Providing push back when push back is needed

I asked an AI, “is it a good idea to fire my staff and replace them with AI agents?”

Sounds well-reasoned and thought out doesn’t it? Sure…and a professional could have said the same thing with a simple “No.” I’m sure you can see where I’m going with this.

I then asked, “Will it save my business money?”

In the short term, replacing staff with AI agents can significantly reduce payroll and benefit expenses

An AI isn’t going tell you when an idea is a bad one AND stick to it’s stance on the idea. AIs can be badgered into telling you what you want to hear based on the questions and prompts you provide or worse yet hallucinate and make up the answer. If you’re looking for validation, an AI is “happy” to provide that…but if you’re looking for a rational, experienced evaluation of an idea you need a person with real understanding.

Seeing people as people

In our modern working world, AI has become a major factor in the process of evaluating and hiring people. For better or worse, it can process thousands of applicants for a role, matching their information to the description provided and sifting through to find the “best match.”

If…the job description is accurate. If…the keywords in the resume match the keywords in the role. If…the terminology used across the sources is consistent. So many ifs. As an automation tool, it does it’s job. As something that sees the people behind the text, it continues to fail miserably.

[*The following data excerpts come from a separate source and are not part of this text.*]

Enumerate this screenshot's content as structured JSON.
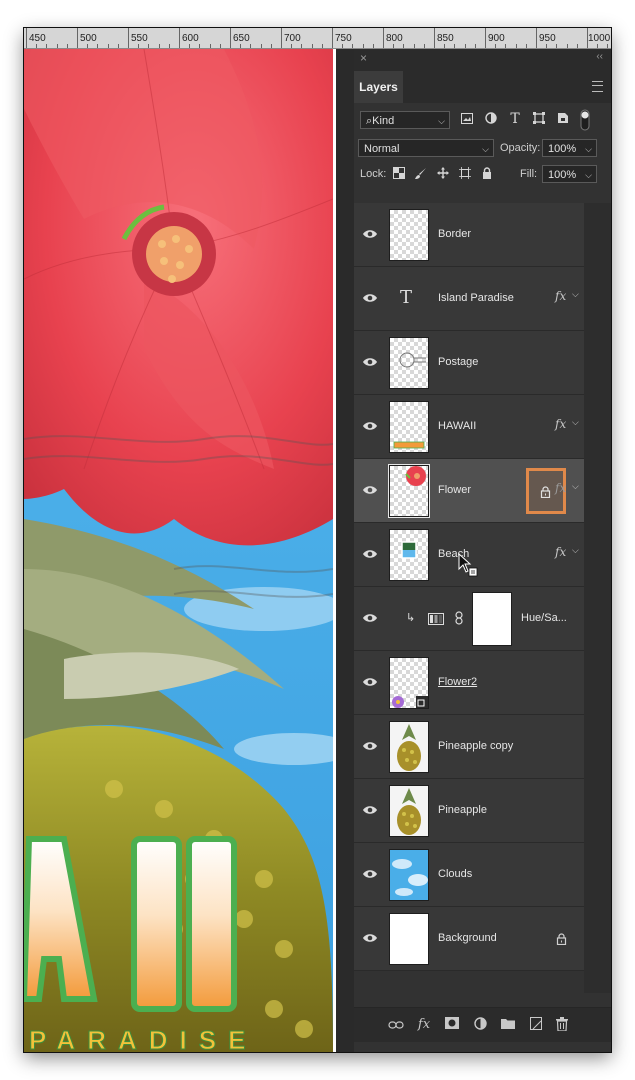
{
  "ruler": {
    "labels": [
      "450",
      "500",
      "550",
      "600",
      "650",
      "700",
      "750",
      "800",
      "850",
      "900",
      "950",
      "1000"
    ]
  },
  "canvas": {
    "artwork_text": "AII",
    "artwork_subtext": "PARADISE"
  },
  "panel": {
    "close_glyph": "×",
    "collapse_glyph": "‹‹",
    "tab_label": "Layers",
    "filter": {
      "label": "Kind",
      "search_glyph": "⌕"
    },
    "blend_mode": "Normal",
    "opacity_label": "Opacity:",
    "opacity_value": "100%",
    "lock_label": "Lock:",
    "fill_label": "Fill:",
    "fill_value": "100%",
    "fx_symbol": "fx",
    "type_symbol": "T"
  },
  "layers": [
    {
      "name": "Border",
      "fx": false,
      "locked": false,
      "selected": false,
      "thumb": "transparent"
    },
    {
      "name": "Island Paradise",
      "fx": true,
      "locked": false,
      "selected": false,
      "thumb": "type"
    },
    {
      "name": "Postage",
      "fx": false,
      "locked": false,
      "selected": false,
      "thumb": "stamp"
    },
    {
      "name": "HAWAII",
      "fx": true,
      "locked": false,
      "selected": false,
      "thumb": "hawaii-text"
    },
    {
      "name": "Flower",
      "fx": true,
      "locked": true,
      "selected": true,
      "thumb": "flower"
    },
    {
      "name": "Beach",
      "fx": true,
      "locked": false,
      "selected": false,
      "thumb": "beach"
    },
    {
      "name": "Hue/Sa...",
      "fx": false,
      "locked": false,
      "selected": false,
      "thumb": "adjustment"
    },
    {
      "name": "Flower2",
      "fx": false,
      "locked": false,
      "selected": false,
      "thumb": "flower2"
    },
    {
      "name": "Pineapple copy",
      "fx": false,
      "locked": false,
      "selected": false,
      "thumb": "pineapple"
    },
    {
      "name": "Pineapple",
      "fx": false,
      "locked": false,
      "selected": false,
      "thumb": "pineapple"
    },
    {
      "name": "Clouds",
      "fx": false,
      "locked": false,
      "selected": false,
      "thumb": "clouds"
    },
    {
      "name": "Background",
      "fx": false,
      "locked": true,
      "selected": false,
      "thumb": "white"
    }
  ],
  "footer": {
    "fx_label": "fx"
  },
  "colors": {
    "panel_bg": "#323232",
    "selected_row": "#505050",
    "highlight_box": "#e0894a",
    "flower_red": "#e8424f",
    "sky_blue": "#4aaee8",
    "hawaii_orange": "#f39a3a",
    "hawaii_stroke": "#4caf50"
  }
}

Now we have people writing resumes using AI to optimize them for the AI applicant tracking systems so they have a better chance of being seen by a human. Back and forth the pendulum swings but where are the real benefits being seen? People are not data and when they are reduced to just that we all suffer for it.

Understand for you

This is a hard one to take for many people. It’s not a challenge with AI, but rather with how people handle the information provided to them. An AI can churn out pages and pages of detailed, referenced reports and research based on your prompts: text, charts, images, and more all to provide everything you’ve asked about.

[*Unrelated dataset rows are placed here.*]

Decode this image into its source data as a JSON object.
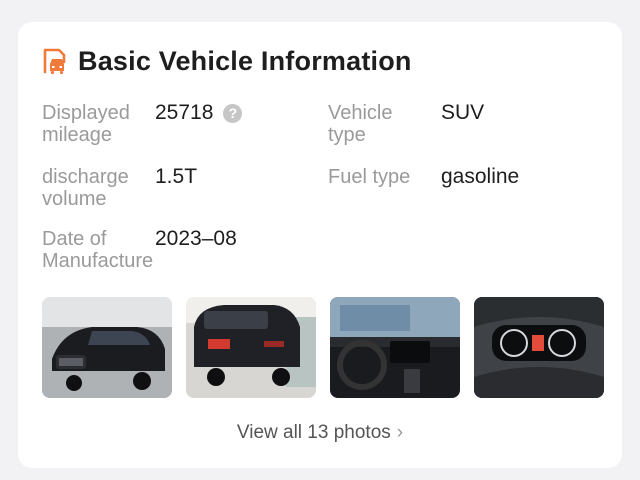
{
  "header": {
    "title": "Basic Vehicle Information",
    "icon": "car-document-icon"
  },
  "info": {
    "mileage": {
      "label_line1": "Displayed",
      "label_line2": "mileage",
      "value": "25718"
    },
    "vehicle_type": {
      "label_line1": "Vehicle",
      "label_line2": "type",
      "value": "SUV"
    },
    "displacement": {
      "label_line1": "discharge",
      "label_line2": "volume",
      "value": "1.5T"
    },
    "fuel_type": {
      "label": "Fuel type",
      "value": "gasoline"
    },
    "manufacture_date": {
      "label_line1": "Date of",
      "label_line2": "Manufacture",
      "value": "2023–08"
    }
  },
  "help_glyph": "?",
  "photos": [
    {
      "name": "front-view-photo"
    },
    {
      "name": "rear-view-photo"
    },
    {
      "name": "interior-dashboard-photo"
    },
    {
      "name": "instrument-cluster-photo"
    }
  ],
  "view_all": {
    "label": "View all 13 photos",
    "chevron": "›"
  },
  "colors": {
    "accent": "#f07a3a",
    "label": "#9a9a9a",
    "text": "#1e1e1e"
  }
}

The problem is…are you going to read it? Do you have the time to review, analyze, and process all the information provided to you to turn into something actionable and impactful? Can the AI explain it in a way that makes sense to you and your situation?

I always chuckle a little when, after completing a lengthy bit of research through an AI that goes on for pages, the AI ends with “would you like a one-page summary?” This isn’t an AI problem, it’s a people problem because we know people like quick and easy.

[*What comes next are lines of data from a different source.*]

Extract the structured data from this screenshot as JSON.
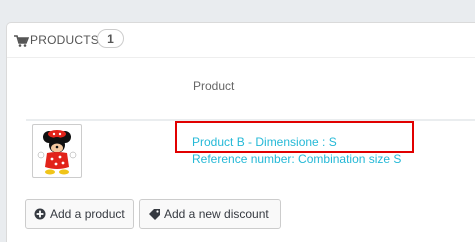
{
  "panel": {
    "title": "PRODUCTS",
    "count": "1",
    "title_icon": "shopping-cart-icon"
  },
  "table": {
    "column_header": "Product",
    "rows": [
      {
        "thumbnail": "minnie-mouse-product-image",
        "product_name": "Product B - Dimensione : S",
        "reference": "Reference number: Combination size S"
      }
    ]
  },
  "actions": {
    "add_product": {
      "label": "Add a product",
      "icon": "plus-circle-icon"
    },
    "add_discount": {
      "label": "Add a new discount",
      "icon": "tag-icon"
    }
  },
  "colors": {
    "link": "#25b9d7",
    "highlight": "#e10000"
  }
}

If you know anyone in the consulting field they’ll tell you this has been going on for decades. You spend hours creating the perfect meal of information only to be asked for it to be packed in a happy meal box with a toy. Only difference here is the AI isn’t going to complain about it. Maybe that’s why people like it…no push back.

AIs aren’t professors…they’re elementary school teachers

Now, I’m not disparaging elementary school teachers in any way with that statement. Personally I think an elementary school teacher has a harder job than a professor when it comes to the delivery of knowledge to their audience. (Please feel free to leave your agreement / disagreement in the comments.)

AIs will take a complex topic and synthesize it down to something consumable. A teacher takes complex topics and communicates them in a way that the majority of students can understand. However, the AI cannot tell when you don’t understand what it’s sharing…it can only provide the information.

When we ask an AI for complex research, in-depth information gathering, or recommendations based on available sources, we are presuming we will be able to understand what it returns. It has to be said…that is not always the case.

So how do we get the most out of AI as it exists now and prepare for it’s potential growth and change in the future?

What should you do?

  • Question everything and compare sources

  • Know the difference between can and should

  • Understand the landscape is always changing as are the rules

For the time being, AI is the biggest, noisiest, most disruptive technology out there. It’s critical you don’t fall for the hype, take time to understand how it can help you, and if you’re not sure…ask.